Stock Markets May 28, 2026 11:02 AM

Groq Seeks Up to $650 Million from Existing Backers Following Nvidia Licensing Pact

Startup repositions toward AI inferencing as investors receive payouts and are invited into a restructured Groq 2.0

By Maya Rios NVDA

Groq is soliciting up to $650 million from current investors after signing a $17 billion licensing agreement with Nvidia in December. The company has shifted emphasis from hardware to AI inferencing.
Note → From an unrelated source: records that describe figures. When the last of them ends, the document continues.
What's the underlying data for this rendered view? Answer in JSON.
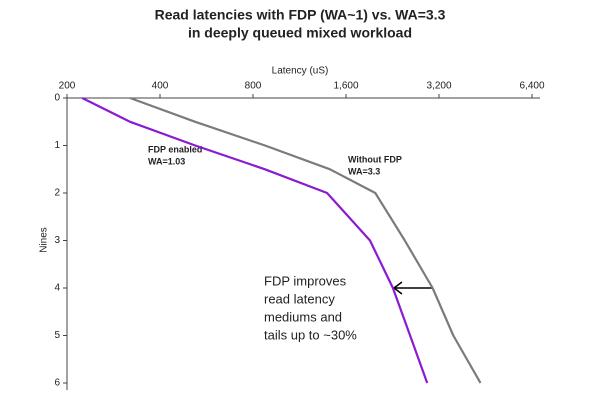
{
  "chart_data": {
    "type": "line",
    "title": [
      "Read latencies with FDP (WA~1) vs. WA=3.3",
      "in deeply queued mixed workload"
    ],
    "x_label": "Latency (uS)",
    "y_label": "Nines",
    "x_scale": "log2",
    "xlim": [
      200,
      6400
    ],
    "xticks": [
      200,
      400,
      800,
      {
        "value": 1600,
        "label": "1,600"
      },
      {
        "value": 3200,
        "label": "3,200"
      },
      {
        "value": 6400,
        "label": "6,400"
      }
    ],
    "ylim": [
      0,
      6
    ],
    "yticks": [
      0,
      1,
      2,
      3,
      4,
      5,
      6
    ],
    "y_inverted": true,
    "nines": [
      0,
      0.5,
      1,
      1.5,
      2,
      3,
      4,
      5,
      6
    ],
    "series": [
      {
        "name": [
          "FDP enabled",
          "WA=1.03"
        ],
        "color": "#8a1bd0",
        "values": [
          224,
          320,
          520,
          875,
          1390,
          1914,
          2270,
          2580,
          2930
        ]
      },
      {
        "name": [
          "Without FDP",
          "WA=3.3"
        ],
        "color": "#7a7a80",
        "values": [
          320,
          520,
          875,
          1420,
          1990,
          2480,
          3050,
          3560,
          4360
        ]
      }
    ],
    "annotation": [
      "FDP improves",
      "read latency",
      "mediums and",
      "tails up to ~30%"
    ]
  }
}
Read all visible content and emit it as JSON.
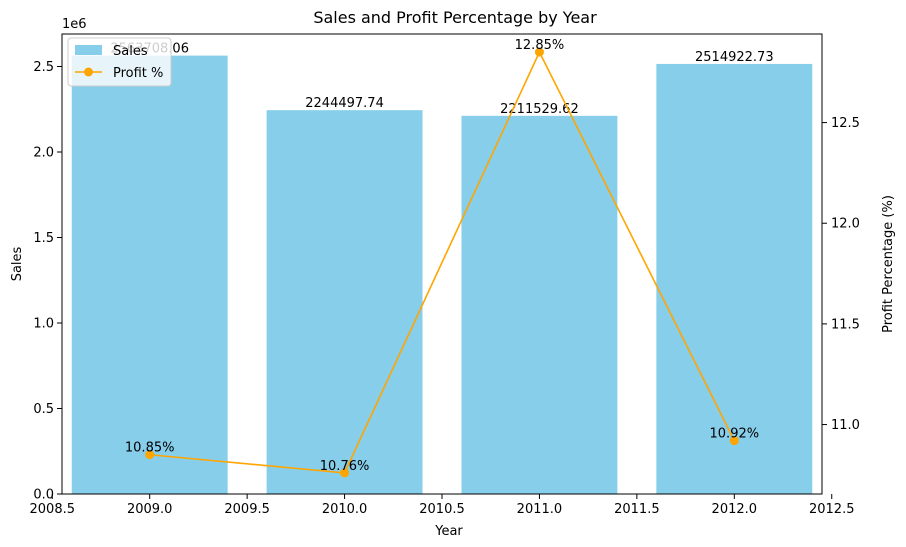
{
  "chart_data": {
    "type": "bar",
    "title": "Sales and Profit Percentage by Year",
    "xlabel": "Year",
    "ylabel": "Sales",
    "y2label": "Profit Percentage (%)",
    "y_offset_label": "1e6",
    "xlim": [
      2008.55,
      2012.45
    ],
    "ylim": [
      0,
      2690000
    ],
    "y2lim": [
      10.655,
      12.94
    ],
    "x_ticks": [
      2008.5,
      2009.0,
      2009.5,
      2010.0,
      2010.5,
      2011.0,
      2011.5,
      2012.0,
      2012.5
    ],
    "x_tick_labels": [
      "2008.5",
      "2009.0",
      "2009.5",
      "2010.0",
      "2010.5",
      "2011.0",
      "2011.5",
      "2012.0",
      "2012.5"
    ],
    "y_ticks": [
      0,
      500000,
      1000000,
      1500000,
      2000000,
      2500000
    ],
    "y_tick_labels": [
      "0.0",
      "0.5",
      "1.0",
      "1.5",
      "2.0",
      "2.5"
    ],
    "y2_ticks": [
      11.0,
      11.5,
      12.0,
      12.5
    ],
    "y2_tick_labels": [
      "11.0",
      "11.5",
      "12.0",
      "12.5"
    ],
    "x": [
      2009,
      2010,
      2011,
      2012
    ],
    "bar_width": 0.8,
    "series": [
      {
        "name": "Sales",
        "kind": "bar",
        "axis": "left",
        "color": "#87ceeb",
        "values": [
          2563708.06,
          2244497.74,
          2211529.62,
          2514922.73
        ],
        "labels": [
          "2563708.06",
          "2244497.74",
          "2211529.62",
          "2514922.73"
        ]
      },
      {
        "name": "Profit %",
        "kind": "line",
        "axis": "right",
        "color": "#ffa500",
        "values": [
          10.85,
          10.76,
          12.85,
          10.92
        ],
        "labels": [
          "10.85%",
          "10.76%",
          "12.85%",
          "10.92%"
        ]
      }
    ],
    "legend_position": "top-left",
    "grid": false
  }
}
Existing investors have already received distributions tied to the Nvidia arrangement, with a final cash distribution expected soon, and are being offered the chance to invest in a reconstituted Groq 2.0 led by existing backers who will backstop the raise if necessary.

Groq Seeks Up to $650 Million from Existing Backers Following Nvidia Licensing Pact
NVDA

Key Points

  • Groq is seeking up to $650 million from existing investors after a $17 billion licensing deal with Nvidia in December.
  • The company is shifting focus from hardware to AI inferencing and plans to reorganize around a Groq 2.0 structure.
  • Existing investors have already received cash payouts tied to the Nvidia deal; a final distribution is expected soon, and current backers Disruptive and Infinitum will backstop the raise if needed - sectors impacted include semiconductors, AI services, and venture capital investing.

Groq is in the process of raising as much as $650 million from its current investor base following a $17 billion licensing agreement the company reached with Nvidia in December. The capital raise is structured around a transition in the companys strategy from producing hardware to concentrating on AI inferencing - the process that enables trained models to generate responses to user inputs.

Investors in the startup have already received cash distributions linked to the Nvidia arrangement. A final distribution is expected to be made in the near term through proceeds associated with that licensing deal.

Following those distributions, shareholders are being presented with an option to participate in what is being described as Groq 2.0. Existing backers Disruptive and Infinitum are positioned to backstop the up-to-$650 million fundraise if subscription from the investor base falls short of the target, providing a guarantee of financing should demand not fully materialize.

The restructuring plan calls for remaining cash distributions to be paid to current holders, and for those holders to then be offered an opportunity to invest in the newly formed company. The approach ties the return of capital to the Nvidia licensing proceeds and the next-stage financing of the reconstituted business.

Groq did not immediately respond to a request for comment on the fundraising and restructuring details.

Separately, Nvidia is preparing a variant of its Groq AI chips intended for sale into the Chinese market, according to two sources familiar with the matter. That development was reported earlier in March and relates to product versions designed for specific market requirements.


Impact and context

The raise and reorganization underscore a pivot by the startup toward software-centric AI inferencing capabilities and a financing structure that delivers near-term cash returns to investors while offering a path to re-invest in the companys next phase. The developments affect stakeholders across semiconductors, AI model deployment, and venture investing in AI infrastructure.

What to watch

  • Whether the $650 million raise is fully subscribed or relies on backstops from Disruptive and Infinitum.
  • Timing and completion of the final cash distribution tied to the Nvidia licensing arrangement.
  • Progress on product variants intended for specific international markets.

Risks

  • The $650 million offering may not be fully subscribed - reliance on backstops from Disruptive and Infinitum indicates subscription risk for the fundraising - this affects venture financing and startup balance-sheet risk.
  • Timing of the final cash distribution remains subject to completion of arrangements tied to the Nvidia licensing deal - this creates short-term liquidity and timing uncertainty for current investors.
  • The companys near-term strategy and investor returns are linked to the Nvidia licensing arrangement; dependence on that deal introduces execution and counterparty concentration risk for Groq and its investors.